Plébiscité par les lycéens qui lui ont attribué leur prix Goncourt en 2018, Frère d’âme invite le lecteur dans les tranchées de la Première Guerre mondiale. On y fait la connaissance d’Alfa Ndiaye, un tirailleur sénégalais qui s’est engagé aux côtés de son ami de toujours, Mademba Diop. Leur exil volontaire motivé par des rêves de liberté tourne au drame lorsque Mademba est mortellement blessé sur le champ de bataille, éventré sous les yeux d’Alfa. Mademba demande à plusieurs reprises à son ami d’abréger ses souffrances mais ce dernier ne peut s’y résoudre et le laisse agoniser dans ses bras. Parce que c’est ce que l’on attend de lui, parce qu’il veut venger cette mort qui lui est insupportable, parce qu’il sombre peu à peu dans la folie, Alfa se met à tuer chaque nuit un soldat allemand, auquel il coupe une main qu’il ramène en guise de trophée.

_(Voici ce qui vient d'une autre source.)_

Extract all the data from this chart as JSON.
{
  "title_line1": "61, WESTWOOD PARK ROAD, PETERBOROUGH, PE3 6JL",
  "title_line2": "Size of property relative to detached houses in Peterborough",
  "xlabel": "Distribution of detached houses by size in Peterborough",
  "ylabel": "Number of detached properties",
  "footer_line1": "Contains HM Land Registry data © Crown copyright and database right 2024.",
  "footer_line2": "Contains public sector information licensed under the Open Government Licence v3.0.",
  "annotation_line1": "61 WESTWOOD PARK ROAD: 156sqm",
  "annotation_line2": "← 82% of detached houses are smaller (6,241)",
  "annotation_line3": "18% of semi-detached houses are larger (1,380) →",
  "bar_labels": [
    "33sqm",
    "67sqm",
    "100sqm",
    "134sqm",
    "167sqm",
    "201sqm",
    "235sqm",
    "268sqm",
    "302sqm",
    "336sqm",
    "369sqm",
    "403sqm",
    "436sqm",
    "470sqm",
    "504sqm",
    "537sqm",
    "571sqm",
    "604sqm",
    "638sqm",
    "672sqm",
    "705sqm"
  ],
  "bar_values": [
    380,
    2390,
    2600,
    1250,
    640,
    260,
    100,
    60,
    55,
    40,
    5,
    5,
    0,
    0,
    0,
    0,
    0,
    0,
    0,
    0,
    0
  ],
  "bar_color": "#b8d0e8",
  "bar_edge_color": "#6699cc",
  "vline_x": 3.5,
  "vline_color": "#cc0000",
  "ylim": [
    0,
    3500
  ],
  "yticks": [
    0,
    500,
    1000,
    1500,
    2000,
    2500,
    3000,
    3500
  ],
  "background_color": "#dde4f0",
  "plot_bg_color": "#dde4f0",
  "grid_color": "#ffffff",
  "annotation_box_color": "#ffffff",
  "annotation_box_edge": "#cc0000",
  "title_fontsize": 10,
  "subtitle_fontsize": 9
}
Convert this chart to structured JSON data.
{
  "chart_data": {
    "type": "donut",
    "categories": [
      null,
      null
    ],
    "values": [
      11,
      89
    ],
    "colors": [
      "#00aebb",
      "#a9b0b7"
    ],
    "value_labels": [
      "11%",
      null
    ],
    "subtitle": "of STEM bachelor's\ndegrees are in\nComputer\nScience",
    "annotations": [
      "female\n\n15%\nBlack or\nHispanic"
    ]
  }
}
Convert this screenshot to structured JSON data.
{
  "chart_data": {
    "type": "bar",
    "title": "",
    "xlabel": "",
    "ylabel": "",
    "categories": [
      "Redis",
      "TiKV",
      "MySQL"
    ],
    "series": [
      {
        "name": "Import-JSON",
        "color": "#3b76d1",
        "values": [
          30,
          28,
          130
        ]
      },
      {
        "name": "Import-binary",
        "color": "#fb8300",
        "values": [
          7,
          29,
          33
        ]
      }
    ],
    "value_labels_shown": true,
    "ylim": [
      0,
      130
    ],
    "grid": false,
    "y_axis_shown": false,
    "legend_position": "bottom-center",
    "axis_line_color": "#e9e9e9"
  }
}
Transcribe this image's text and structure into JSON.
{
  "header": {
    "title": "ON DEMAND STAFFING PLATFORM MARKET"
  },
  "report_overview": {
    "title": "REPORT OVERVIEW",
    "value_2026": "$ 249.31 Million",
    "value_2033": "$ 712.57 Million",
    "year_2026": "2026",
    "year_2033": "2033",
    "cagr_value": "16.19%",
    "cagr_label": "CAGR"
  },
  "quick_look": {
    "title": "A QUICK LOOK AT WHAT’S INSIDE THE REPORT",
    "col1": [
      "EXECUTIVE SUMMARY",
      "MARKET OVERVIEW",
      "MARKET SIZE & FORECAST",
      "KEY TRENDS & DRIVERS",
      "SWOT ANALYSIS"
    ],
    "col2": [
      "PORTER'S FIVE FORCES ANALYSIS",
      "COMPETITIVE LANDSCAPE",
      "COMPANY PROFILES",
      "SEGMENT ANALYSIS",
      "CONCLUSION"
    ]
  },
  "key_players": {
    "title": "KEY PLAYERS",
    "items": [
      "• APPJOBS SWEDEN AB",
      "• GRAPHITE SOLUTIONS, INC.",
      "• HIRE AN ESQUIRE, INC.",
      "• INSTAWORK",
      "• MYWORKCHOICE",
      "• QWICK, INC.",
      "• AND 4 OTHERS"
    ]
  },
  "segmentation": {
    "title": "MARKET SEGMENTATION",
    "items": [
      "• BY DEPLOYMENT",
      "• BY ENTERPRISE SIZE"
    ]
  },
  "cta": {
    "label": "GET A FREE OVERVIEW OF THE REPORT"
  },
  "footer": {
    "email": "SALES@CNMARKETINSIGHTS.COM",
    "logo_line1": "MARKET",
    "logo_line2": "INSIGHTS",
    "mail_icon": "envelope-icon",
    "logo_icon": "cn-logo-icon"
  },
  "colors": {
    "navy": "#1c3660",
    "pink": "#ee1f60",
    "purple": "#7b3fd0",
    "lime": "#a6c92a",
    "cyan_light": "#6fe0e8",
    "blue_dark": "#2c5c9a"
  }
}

Frère d’âme est une sorte de litanie hallucinée qui a pour point central la mort de Mademba. Cet événement revient donc régulièrement dans le roman, de manière obsédante, comme si dire l’indicible permettait de lui donner corps, comme s’il fallait mettre des mots sur le traumatisme psychique pour l’accepter. C’est également une manière insistante de montrer à quel point la folie a gagné l’esprit du narrateur et personnage principal, Alfa. Au-delà du drame individuel, le roman de David Diop est également l’occasion d’aborder un pan de l’histoire française qui n’est que rarement mis en lumière : le sort des tirailleurs sénégalais. En ce sens, Frère d’âme peut être vu comme le chant d’un deuil collectif. Il y a des passages d’une grande beauté, d’autres plus difficiles à lire ; c’est une écriture sensorielle, tantôt lyrique, tantôt brute, toujours proche de la parole rituelle qui est celle des griots. La littérature sénégalaise a quelque chose d’envoûtant mais elle n’est pas facile d’accès, je vais continuer à m’y intéresser.
L’œuvre en quelques mots…
« Je sais, j’ai compris, je n’aurais pas dû. Dans le monde d’avant, je n’aurais pas osé, mais dans le monde d’aujourd’hui, par la vérité de Dieu, je me suis permis l’impensable. Aucune voix ne s’est élevée dans ma tête pour me l’interdire : les voix de mes ancêtres, celles de mes parents se sont tues quand j’ai pensé faire ce que j’ai fini par faire. Je sais maintenant, je te jure que j’ai tout compris quand j’ai pensé que je pouvais tout penser. C’est venu comme ça, sans s’annoncer, ça m’est tombé sur la tête brutalement comme un gros grain de guerre du ciel métallique, le jour où Mademba Diop est mort. » (p.11-12)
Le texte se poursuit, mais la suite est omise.